6.3.Governing Law.  This Agreement shall be governed by, and construed in accordance with, the laws of the State of California and the United States, as applicable, without regard to principles of conflicts of law.  Licensee irrevocably agrees that any legal action, suit, or proceeding brought by it in any way arising out of this Agreement must be brought solely and exclusively in state or federal court located in San Francisco in the State of California.  Licensee irrevocably accepts and submits to the sole and exclusive jurisdiction of each of the aforesaid courts in personam, generally and unconditionally with respect to any action, suit, or proceeding brought by it or against it by Licensor.  Licensee further consents to the jurisdiction of any state court located within a district which encompasses assets of Licensee against which a judgment has been rendered solely for the enforcement of such judgment or award against the assets of Licensee.  In any action or proceeding to enforce rights under this Agreement in which Licensor prevails, Licensor shall be entitled to recover costs and attorneys’ fees.

6.4.RemediesLicensee acknowledges that the Licensed Material contains valuable trade secrets and proprietary information of Licensor, that any actual or threatened breach of  this Agreement with respect to any Licensed Material, including but not limited to any trade secrets contained in the Licensed Material or the Unified Compliance Framework, or any actual or threatened breach of Section 2.2, will constitute immediate, irreparable harm to Licensor for which monetary damages would be an inadequate remedy, and that injunctive relief is an appropriate remedy for such breach.

6.5.Headings.  The headings and captions contained in this Agreement are for convenience only and are not to be used in the interpretation of this Agreement.

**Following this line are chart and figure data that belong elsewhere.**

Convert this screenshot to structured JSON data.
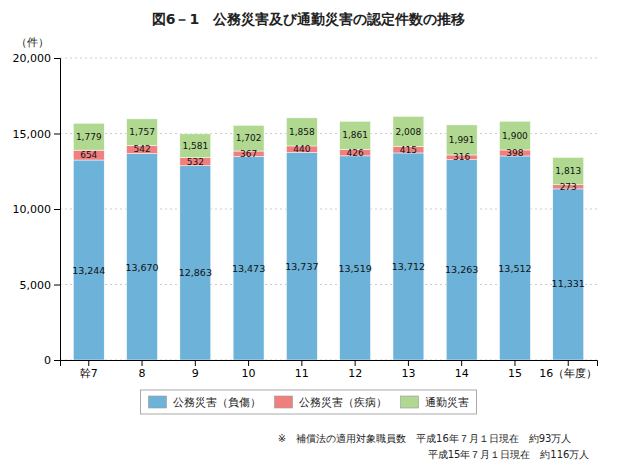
{
  "chart_data": {
    "type": "bar",
    "stacked": true,
    "title": "図6－1　公務災害及び通勤災害の認定件数の推移",
    "y_label": "（件）",
    "categories": [
      "幹7",
      "8",
      "9",
      "10",
      "11",
      "12",
      "13",
      "14",
      "15",
      "16（年度）"
    ],
    "series": [
      {
        "name": "公務災害（負傷）",
        "color": "#6db3d9",
        "values": [
          13244,
          13670,
          12863,
          13473,
          13737,
          13519,
          13712,
          13263,
          13512,
          11331
        ],
        "value_labels": [
          "13,244",
          "13,670",
          "12,863",
          "13,473",
          "13,737",
          "13,519",
          "13,712",
          "13,263",
          "13,512",
          "11,331"
        ]
      },
      {
        "name": "公務災害（疾病）",
        "color": "#f08080",
        "values": [
          654,
          542,
          532,
          367,
          440,
          426,
          415,
          316,
          398,
          273
        ]
      },
      {
        "name": "通勤災害",
        "color": "#b0d890",
        "values": [
          1779,
          1757,
          1581,
          1702,
          1858,
          1861,
          2008,
          1991,
          1900,
          1813
        ],
        "value_labels": [
          "1,779",
          "1,757",
          "1,581",
          "1,702",
          "1,858",
          "1,861",
          "2,008",
          "1,991",
          "1,900",
          "1,813"
        ]
      }
    ],
    "ylim": [
      0,
      20000
    ],
    "yticks": [
      0,
      {
        "value": 5000,
        "label": "5,000"
      },
      {
        "value": 10000,
        "label": "10,000"
      },
      {
        "value": 15000,
        "label": "15,000"
      },
      {
        "value": 20000,
        "label": "20,000"
      }
    ],
    "grid": true,
    "legend": "bottom",
    "data_labels": true,
    "annotations": [
      "※　補償法の適用対象職員数　平成16年７月１日現在　約93万人",
      "　　　　　　　　　　　　　　　平成15年７月１日現在　約116万人"
    ]
  }
}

6.6.Severability.  Whenever possible, each provision of this Agreement will be interpreted in such a manner as to be effective and valid under applicable law, but if any provision of this Agreement is found to violate a law, it will be severed from the rest of the Agreement and ignored and a new provision deemed added to this Agreement to accomplish to the extent possible, the intent of the Parties as evidenced by the provision so severed.

6.7.Basis Of Bargain.  EACH PARTY ACKNOWLEDGES AND AGREES THAT THE WARRANTY DISCLAIMERS AND LIABILITY AND REMEDY LIMITATIONS IN THIS AGREEMENT ARE MATERIAL, BARGAINED FOR BASES OF THIS AGREEMENT AND THAT THEY HAVE BEEN TAKEN INTO ACCOUNT AND REFLECTED IN DETERMINING THE CONSIDERATION TO BE GIVEN BY EACH PARTY UNDER THIS AGREEMENT AND IN THE DECISION BY EACH PARTY TO ENTER INTO THIS AGREEMENT.